Jobs report data dump:
- Payrolls up 20,000 (huge miss – Street was looking for 180k)
- Unemployment rate 3.8%
- Labor force participation rate 63.2%
- Employment-Population Ratio 60.7%
- Average hourly earnings up 3.4%
Surprisingly poor payroll number, and a bit of a suprise given the ADP number and all of the other numbers, which indicate strength. I suspect this will get revised upward next month. The average hourly earnings number is the highest in a decade, and probably is a better indicator of the health of the labor market than the payroll number. Still, the first indication of a labor slowdown will be a drop in hiring, so it bears watching.
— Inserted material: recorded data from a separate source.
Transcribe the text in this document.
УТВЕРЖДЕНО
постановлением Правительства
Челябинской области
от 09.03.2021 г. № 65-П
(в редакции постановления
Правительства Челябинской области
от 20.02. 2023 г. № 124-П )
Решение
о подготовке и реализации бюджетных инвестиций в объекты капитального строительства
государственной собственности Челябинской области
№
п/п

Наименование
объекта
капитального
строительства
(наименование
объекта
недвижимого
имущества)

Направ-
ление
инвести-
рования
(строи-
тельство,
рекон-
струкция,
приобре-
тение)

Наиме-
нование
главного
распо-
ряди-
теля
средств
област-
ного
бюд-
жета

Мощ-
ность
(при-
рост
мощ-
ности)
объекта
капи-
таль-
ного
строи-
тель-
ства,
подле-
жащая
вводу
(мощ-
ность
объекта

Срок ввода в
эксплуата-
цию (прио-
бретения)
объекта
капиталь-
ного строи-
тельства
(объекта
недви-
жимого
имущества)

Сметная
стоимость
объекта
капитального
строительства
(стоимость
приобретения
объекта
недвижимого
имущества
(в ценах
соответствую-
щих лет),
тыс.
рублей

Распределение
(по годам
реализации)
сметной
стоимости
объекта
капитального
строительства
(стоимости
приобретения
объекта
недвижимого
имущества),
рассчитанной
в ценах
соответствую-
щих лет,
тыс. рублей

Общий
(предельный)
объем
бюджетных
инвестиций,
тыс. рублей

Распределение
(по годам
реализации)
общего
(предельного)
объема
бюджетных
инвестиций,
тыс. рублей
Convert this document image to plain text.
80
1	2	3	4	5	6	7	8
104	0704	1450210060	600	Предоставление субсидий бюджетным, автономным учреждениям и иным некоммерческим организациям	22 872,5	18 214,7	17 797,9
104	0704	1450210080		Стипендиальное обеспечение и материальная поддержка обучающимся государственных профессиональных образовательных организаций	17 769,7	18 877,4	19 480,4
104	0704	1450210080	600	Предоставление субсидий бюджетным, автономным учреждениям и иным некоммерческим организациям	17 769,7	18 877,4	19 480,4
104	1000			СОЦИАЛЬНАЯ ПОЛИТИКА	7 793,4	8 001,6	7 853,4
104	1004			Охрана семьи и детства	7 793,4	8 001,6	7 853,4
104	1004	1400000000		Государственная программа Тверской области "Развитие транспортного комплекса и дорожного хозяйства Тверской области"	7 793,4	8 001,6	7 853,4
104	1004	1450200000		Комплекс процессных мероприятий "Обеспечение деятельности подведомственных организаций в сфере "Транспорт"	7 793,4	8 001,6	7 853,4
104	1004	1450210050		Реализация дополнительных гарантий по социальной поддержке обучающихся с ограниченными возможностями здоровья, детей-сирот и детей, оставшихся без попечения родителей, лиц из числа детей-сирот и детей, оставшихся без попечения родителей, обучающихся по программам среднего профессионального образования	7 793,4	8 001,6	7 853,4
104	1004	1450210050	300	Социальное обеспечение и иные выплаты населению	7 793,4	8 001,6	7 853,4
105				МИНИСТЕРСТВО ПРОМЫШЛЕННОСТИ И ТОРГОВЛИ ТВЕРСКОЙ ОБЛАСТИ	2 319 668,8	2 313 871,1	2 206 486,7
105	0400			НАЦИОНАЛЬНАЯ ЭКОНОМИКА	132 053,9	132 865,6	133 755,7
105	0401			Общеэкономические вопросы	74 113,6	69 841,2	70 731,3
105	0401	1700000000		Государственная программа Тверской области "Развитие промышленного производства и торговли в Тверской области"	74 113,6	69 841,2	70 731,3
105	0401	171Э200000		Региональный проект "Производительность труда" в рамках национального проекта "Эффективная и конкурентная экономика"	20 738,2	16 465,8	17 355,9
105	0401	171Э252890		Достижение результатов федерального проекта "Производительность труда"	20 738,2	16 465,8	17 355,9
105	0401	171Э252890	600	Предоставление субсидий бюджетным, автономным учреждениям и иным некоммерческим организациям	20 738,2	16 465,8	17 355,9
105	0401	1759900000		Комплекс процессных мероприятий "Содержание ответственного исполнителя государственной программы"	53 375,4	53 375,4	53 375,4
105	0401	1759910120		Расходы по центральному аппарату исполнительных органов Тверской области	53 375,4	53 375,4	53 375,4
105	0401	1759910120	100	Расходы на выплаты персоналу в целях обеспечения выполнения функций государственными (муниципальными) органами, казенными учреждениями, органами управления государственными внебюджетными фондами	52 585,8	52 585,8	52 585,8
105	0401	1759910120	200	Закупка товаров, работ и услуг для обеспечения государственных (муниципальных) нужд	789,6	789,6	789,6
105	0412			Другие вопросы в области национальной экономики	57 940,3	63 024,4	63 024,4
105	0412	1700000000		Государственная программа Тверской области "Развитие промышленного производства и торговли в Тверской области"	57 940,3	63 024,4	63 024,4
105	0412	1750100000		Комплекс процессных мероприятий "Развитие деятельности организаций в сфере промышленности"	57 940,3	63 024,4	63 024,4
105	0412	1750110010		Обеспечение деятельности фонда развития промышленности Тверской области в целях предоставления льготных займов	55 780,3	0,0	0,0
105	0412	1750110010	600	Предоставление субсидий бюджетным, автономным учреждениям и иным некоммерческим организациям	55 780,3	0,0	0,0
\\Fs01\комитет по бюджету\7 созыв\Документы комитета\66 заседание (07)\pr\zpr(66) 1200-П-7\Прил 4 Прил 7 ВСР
Housing starts rose 1.23 million in January, which was a touch higher than the Street estimate. Building Permits rose 1.35 million, slightly above the 1.29 million estimate. January housing numbers are typically the nadir of the seasonal slowdown, so it is hard to read too much into them.
Labor productivity rose 1.9% in the fourth quarter as output increased 3.1% and hours worked increased 1.2%. Productivity is what allows non-inflationary growth and is the biggest input into higher standards of living. Unit Labor costs rose 2%.
Initial Jobless Claims fell to 223,000.
House Democrats have introduced legislation to prevent any sort of reform of the CFPB. Their big objection is the fact that Mick Mulvaney ended regulation by enforcement action, which was the practice of promulgating intentionally vague rules and then fining companies for violating them without saying what the rules exactly are. Since the government has unlimited resources and most companies don’t, they choose just to pay whatever the agency asks. Mulvaney also required the agency’s lawyers to conduct cost-benefit analyses for proposed regulations, which they also dislike. The bill has zero Republican sponsors, will go nowhere in the Senate, and is really nothing more than a messaging exercise.
Rising home prices means rising home equity. In the fourth quarter, homeowners saw their equity increase by 8.1%, or $678 billion, according to CoreLogic. The number of homes with negative equity rose to 2.2 million units, however the amount of the negative equity also fell. Louisiana, Connecticut, and Illinois have the highest percentage of homes with negative equity, while Washington, Oregon, and Utah have the smallest.